Alguém ainda estuda Derrida?  Ele não tinha saído de moda, depois de detectarem nele algum defeito primordial que já não lembro mais qual seja? Não seria o fato de que ele pregava (simplificando muito) que todos os discursos são autocontraditórios? Se são autocontraditórios, não significam nada além de "vontade de poder".
Acho que era por aí.  Pois, acompanhando as palavras do articulista, leio que "toda teoria de diferenciação que pressuponha uma identidade substancial anterior, à qual o movimento de diferenciação se dirija, será uma teoria metafísica, ainda que a serviço de causas feministas" Bem, se isto não é autocontradição, o que será?
Você ainda está aí, querido leitor? Não me acompanhe neste caminho intrincado, acho que ele não vai levar a lugar algum. Mas, se quiser, nada me dará maior prazer que sua companhia, enquanto vou tentando me encontrar nesta leitura.  Estou aqui exercitando o "princípio diferencial da escrita como apropriação incacabada". Estamos a caminho,  na estrada de Damasco, e logo seremos fulminados pelo raio divino, o relâmpago que nos permitirá entender o feminino como o  "movimento centrífugo que a verdade realiza em direção a zonas de indeterminação".
Pensa que isso basta?

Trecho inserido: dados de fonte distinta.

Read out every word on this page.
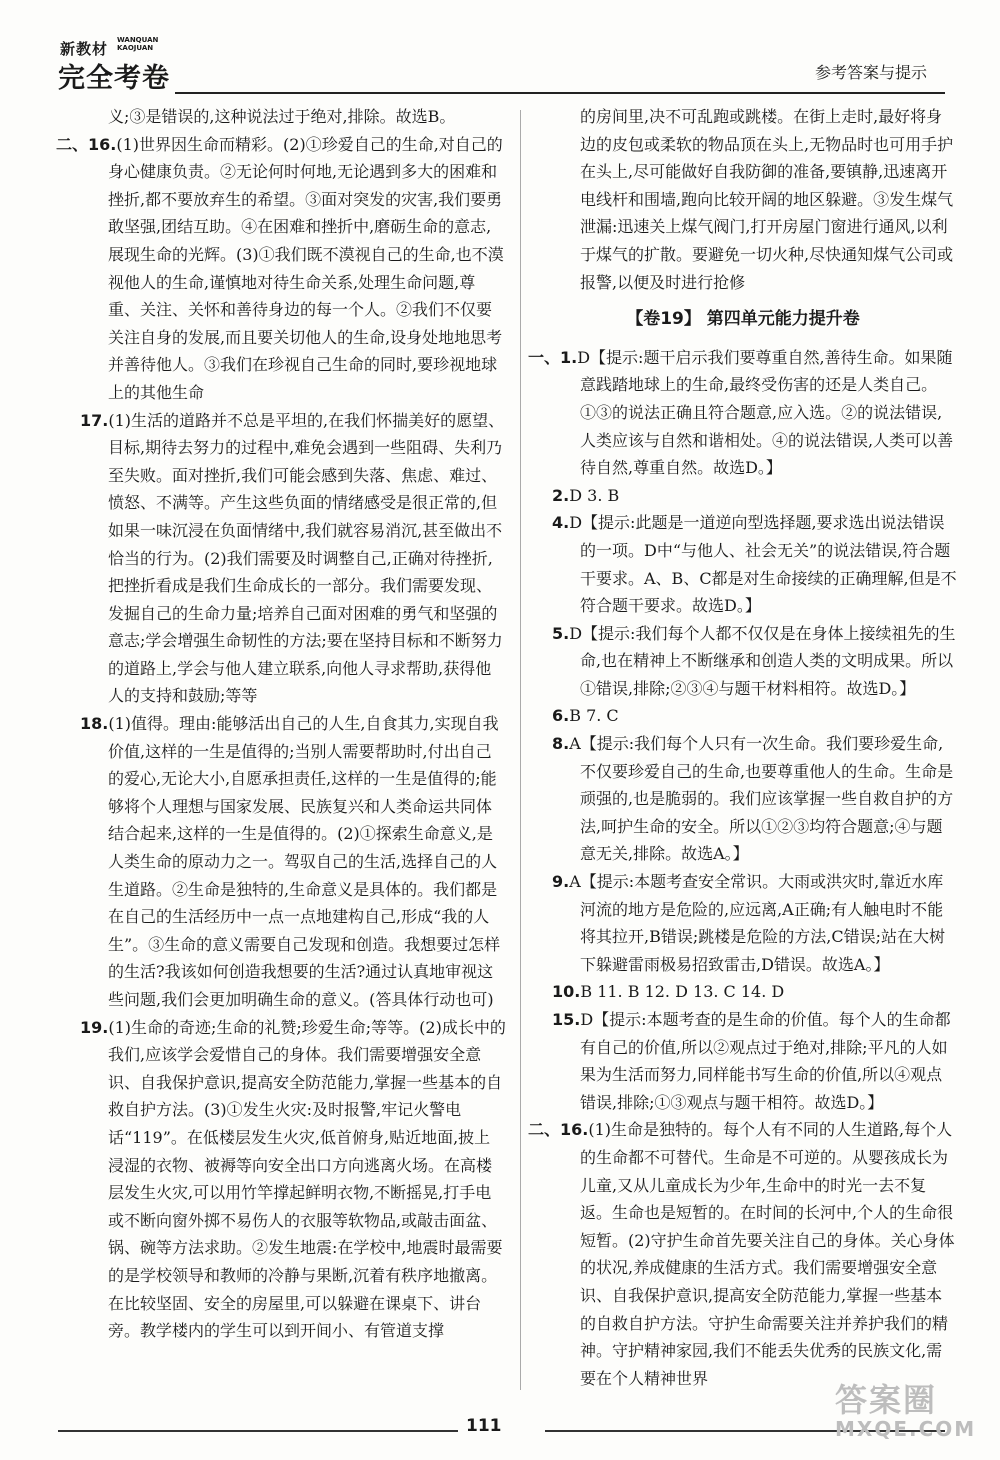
新教材 WANQUAN
KAOJUAN
完全考卷	参考答案与提示

义;③是错误的,这种说法过于绝对,排除。故选B。

二、16.(1)世界因生命而精彩。(2)①珍爱自己的生命,对自己的身心健康负责。②无论何时何地,无论遇到多大的困难和挫折,都不要放弃生的希望。③面对突发的灾害,我们要勇敢坚强,团结互助。④在困难和挫折中,磨砺生命的意志,展现生命的光辉。(3)①我们既不漠视自己的生命,也不漠视他人的生命,谨慎地对待生命关系,处理生命问题,尊重、关注、关怀和善待身边的每一个人。②我们不仅要关注自身的发展,而且要关切他人的生命,设身处地地思考并善待他人。③我们在珍视自己生命的同时,要珍视地球上的其他生命

17.(1)生活的道路并不总是平坦的,在我们怀揣美好的愿望、目标,期待去努力的过程中,难免会遇到一些阻碍、失利乃至失败。面对挫折,我们可能会感到失落、焦虑、难过、愤怒、不满等。产生这些负面的情绪感受是很正常的,但如果一味沉浸在负面情绪中,我们就容易消沉,甚至做出不恰当的行为。(2)我们需要及时调整自己,正确对待挫折,把挫折看成是我们生命成长的一部分。我们需要发现、发掘自己的生命力量;培养自己面对困难的勇气和坚强的意志;学会增强生命韧性的方法;要在坚持目标和不断努力的道路上,学会与他人建立联系,向他人寻求帮助,获得他人的支持和鼓励;等等

18.(1)值得。理由:能够活出自己的人生,自食其力,实现自我价值,这样的一生是值得的;当别人需要帮助时,付出自己的爱心,无论大小,自愿承担责任,这样的一生是值得的;能够将个人理想与国家发展、民族复兴和人类命运共同体结合起来,这样的一生是值得的。(2)①探索生命意义,是人类生命的原动力之一。驾驭自己的生活,选择自己的人生道路。②生命是独特的,生命意义是具体的。我们都是在自己的生活经历中一点一点地建构自己,形成“我的人生”。③生命的意义需要自己发现和创造。我想要过怎样的生活?我该如何创造我想要的生活?通过认真地审视这些问题,我们会更加明确生命的意义。(答具体行动也可)

19.(1)生命的奇迹;生命的礼赞;珍爱生命;等等。(2)成长中的我们,应该学会爱惜自己的身体。我们需要增强安全意识、自我保护意识,提高安全防范能力,掌握一些基本的自救自护方法。(3)①发生火灾:及时报警,牢记火警电话“119”。在低楼层发生火灾,低首俯身,贴近地面,披上浸湿的衣物、被褥等向安全出口方向逃离火场。在高楼层发生火灾,可以用竹竿撑起鲜明衣物,不断摇晃,打手电或不断向窗外掷不易伤人的衣服等软物品,或敲击面盆、锅、碗等方法求助。②发生地震:在学校中,地震时最需要的是学校领导和教师的冷静与果断,沉着有秩序地撤离。在比较坚固、安全的房屋里,可以躲避在课桌下、讲台旁。教学楼内的学生可以到开间小、有管道支撑

的房间里,决不可乱跑或跳楼。在街上走时,最好将身边的皮包或柔软的物品顶在头上,无物品时也可用手护在头上,尽可能做好自我防御的准备,要镇静,迅速离开电线杆和围墙,跑向比较开阔的地区躲避。③发生煤气泄漏:迅速关上煤气阀门,打开房屋门窗进行通风,以利于煤气的扩散。要避免一切火种,尽快通知煤气公司或报警,以便及时进行抢修

【卷19】 第四单元能力提升卷

一、1.D【提示:题干启示我们要尊重自然,善待生命。如果随意践踏地球上的生命,最终受伤害的还是人类自己。①③的说法正确且符合题意,应入选。②的说法错误,人类应该与自然和谐相处。④的说法错误,人类可以善待自然,尊重自然。故选D。】

2.D 3. B

4.D【提示:此题是一道逆向型选择题,要求选出说法错误的一项。D中“与他人、社会无关”的说法错误,符合题干要求。A、B、C都是对生命接续的正确理解,但是不符合题干要求。故选D。】

5.D【提示:我们每个人都不仅仅是在身体上接续祖先的生命,也在精神上不断继承和创造人类的文明成果。所以①错误,排除;②③④与题干材料相符。故选D。】

6.B 7. C

8.A【提示:我们每个人只有一次生命。我们要珍爱生命,不仅要珍爱自己的生命,也要尊重他人的生命。生命是顽强的,也是脆弱的。我们应该掌握一些自救自护的方法,呵护生命的安全。所以①②③均符合题意;④与题意无关,排除。故选A。】

9.A【提示:本题考查安全常识。大雨或洪灾时,靠近水库河流的地方是危险的,应远离,A正确;有人触电时不能将其拉开,B错误;跳楼是危险的方法,C错误;站在大树下躲避雷雨极易招致雷击,D错误。故选A。】

10.B 11. B 12. D 13. C 14. D

15.D【提示:本题考查的是生命的价值。每个人的生命都有自己的价值,所以②观点过于绝对,排除;平凡的人如果为生活而努力,同样能书写生命的价值,所以④观点错误,排除;①③观点与题干相符。故选D。】

二、16.(1)生命是独特的。每个人有不同的人生道路,每个人的生命都不可替代。生命是不可逆的。从婴孩成长为儿童,又从儿童成长为少年,生命中的时光一去不复返。生命也是短暂的。在时间的长河中,个人的生命很短暂。(2)守护生命首先要关注自己的身体。关心身体的状况,养成健康的生活方式。我们需要增强安全意识、自我保护意识,提高安全防范能力,掌握一些基本的自救自护方法。守护生命需要关注并养护我们的精神。守护精神家园,我们不能丢失优秀的民族文化,需要在个人精神世界

111
答案圈
MXQE.COM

Não. Estamos nos aproximando de uma "verdade mais verdadeira", a de que Deus é o modo absoluto do feminino. E Nietzsche? ao dizer que era uma nuance estaria ele se definindo como uma mulher?  Não. Sim. Não! "Nietzsche  estaria se definindo como o próprio Deus se definiria a si mesmo", é a conclusão de Rodrigo Petrônio, Mestre em Teoria da Literatura e em Filosofia da Religião.
Faço uma pausa. Respiro fundo. Penso que deveria ir tocar tambor. Mas fico por aqui mesmo, e de meu cérebro confuso nasce um signo, rebrilhando. Feldspato. Nunca mais tinha ouvido falar nele. Nunca mais tinha escrito essa jóia linguística, feldspato. Linda palavra, belo signo. Incongruente. Sonoro. Difícil.  Acho que o feldspato é Deus. Ou uma nuance de Deus.